Il boia ha finito il veleno

Esaurite le scorte di barbiturici: esecuzioni sospese. E nel Paese crescono i dubbi

LORENZO SORIA - LOS ANGELES  - L’esecuzione era stata annunciata per le 9 di sera di oggi ora californiana, le sei del mattino di venerdì in Italia, in una sala dell’infame carcere di San Quentin. A 30 anni da quando Albert Greenwood Brown ha stuprato e poi ucciso una ragazza di 15 anni, per Brown era arrivata l’ora dell’iniezione letale, la prima esecuzione in California negli ultimi cinque anni. E invece non accadrà. Il solito cavillo legale dell’ultimo momento? Un ripensamento morale del governatore Arnold Schwarzenegger? No, la ragione è che l’unica dose che c’era di Pentotal, un barbiturico concepito come anestetico e per indurre i pazienti in coma medico, è scaduta. E non è possibile ottenere nuovi dosaggi perché la Hospira, l’unica casa farmaceutica che produce il Pentotal, non ha più rifornimenti di sodio thiopental, uno dei suoi ingredienti attivi, e ha fatto sapere che non se ne riparla sino a marzo dell’anno prossimo. Anzi, pure quell’obiettivo potrebbe saltare.

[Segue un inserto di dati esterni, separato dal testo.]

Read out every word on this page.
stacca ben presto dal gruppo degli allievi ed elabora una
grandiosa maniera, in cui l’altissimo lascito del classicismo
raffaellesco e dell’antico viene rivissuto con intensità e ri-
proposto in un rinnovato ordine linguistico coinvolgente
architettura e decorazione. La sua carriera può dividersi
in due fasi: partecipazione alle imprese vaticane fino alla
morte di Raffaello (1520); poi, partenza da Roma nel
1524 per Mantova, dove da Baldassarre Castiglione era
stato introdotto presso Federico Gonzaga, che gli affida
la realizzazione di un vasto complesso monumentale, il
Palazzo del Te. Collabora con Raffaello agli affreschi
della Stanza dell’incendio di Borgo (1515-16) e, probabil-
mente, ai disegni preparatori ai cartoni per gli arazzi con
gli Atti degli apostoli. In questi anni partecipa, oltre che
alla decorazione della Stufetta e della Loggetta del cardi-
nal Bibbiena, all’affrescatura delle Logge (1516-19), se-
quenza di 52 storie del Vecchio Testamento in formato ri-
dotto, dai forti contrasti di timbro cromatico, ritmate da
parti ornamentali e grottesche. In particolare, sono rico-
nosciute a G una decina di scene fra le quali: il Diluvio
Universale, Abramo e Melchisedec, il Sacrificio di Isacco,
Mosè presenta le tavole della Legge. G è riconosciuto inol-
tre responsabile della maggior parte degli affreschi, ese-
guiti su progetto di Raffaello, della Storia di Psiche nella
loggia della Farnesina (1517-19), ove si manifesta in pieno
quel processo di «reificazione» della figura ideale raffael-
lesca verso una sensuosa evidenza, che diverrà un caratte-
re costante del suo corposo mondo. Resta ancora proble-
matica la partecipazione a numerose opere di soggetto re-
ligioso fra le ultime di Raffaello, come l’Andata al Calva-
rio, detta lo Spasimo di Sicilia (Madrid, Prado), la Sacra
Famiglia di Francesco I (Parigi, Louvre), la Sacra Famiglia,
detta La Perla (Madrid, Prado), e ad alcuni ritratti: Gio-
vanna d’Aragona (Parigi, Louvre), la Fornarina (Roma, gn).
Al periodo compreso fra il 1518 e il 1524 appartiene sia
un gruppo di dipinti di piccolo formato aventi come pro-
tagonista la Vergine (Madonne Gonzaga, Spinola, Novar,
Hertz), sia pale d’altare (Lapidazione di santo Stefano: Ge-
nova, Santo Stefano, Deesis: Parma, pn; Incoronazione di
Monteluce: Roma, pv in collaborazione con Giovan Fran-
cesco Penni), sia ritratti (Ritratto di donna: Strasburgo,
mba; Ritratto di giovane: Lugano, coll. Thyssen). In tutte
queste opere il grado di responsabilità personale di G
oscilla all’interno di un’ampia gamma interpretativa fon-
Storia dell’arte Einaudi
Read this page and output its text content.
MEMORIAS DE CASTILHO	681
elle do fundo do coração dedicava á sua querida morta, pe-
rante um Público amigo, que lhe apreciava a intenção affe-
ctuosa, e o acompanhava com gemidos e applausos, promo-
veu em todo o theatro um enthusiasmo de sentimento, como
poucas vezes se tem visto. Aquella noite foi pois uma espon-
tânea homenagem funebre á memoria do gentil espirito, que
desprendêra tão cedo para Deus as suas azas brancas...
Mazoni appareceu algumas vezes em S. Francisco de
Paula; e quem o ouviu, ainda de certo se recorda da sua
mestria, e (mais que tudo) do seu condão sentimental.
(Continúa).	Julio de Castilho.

Per Brown, e per gli altri 708 condannati a morte ospiti di varie prigioni californiane, significa che il momento della loro esecuzione si allontana. Ma il problema non tocca solo lo Stato governato da Schwarzenegger. In altri Stati d’America di qui alla fine dell’anno ci sono altri 17 condannati pronti all’esecuzione, ma anche loro verranno risparmiati per la mancanza di dosi valide di Penthiotal. In Virginia, in particolare, l’ultima dose a disposizione è stata iniettata la settimana scorsa su Teresa Lewis, la prima donna uccisa negli Usa in cinque anni, e adesso non ce n’è più. In Kentucky hanno una sola dose con scadenza il primo ottobre, in Arizona anche e dunque un’esecuzione prevista per il 26 di quel mese verrà per forza rinviata. In Oklahoma c’è poi una situazione che se non ci fossero di mezzo vita e morte e vittime e violenza insensata potrebbe essere il soggetto di una commedia dark: ci sono due condannati pronti all’esecuzione, ma una sola dose e i rispettivi avvocati hanno inondato i tribunali di ingiunzioni per stabilire chi deve morire per primo, col risultato che per adesso sono entrambi ancora vivi. «Una macabra forma di roulette russa», sostiene Richard Dieter, direttore del Death Penalty Information Centre, con sede a Washington.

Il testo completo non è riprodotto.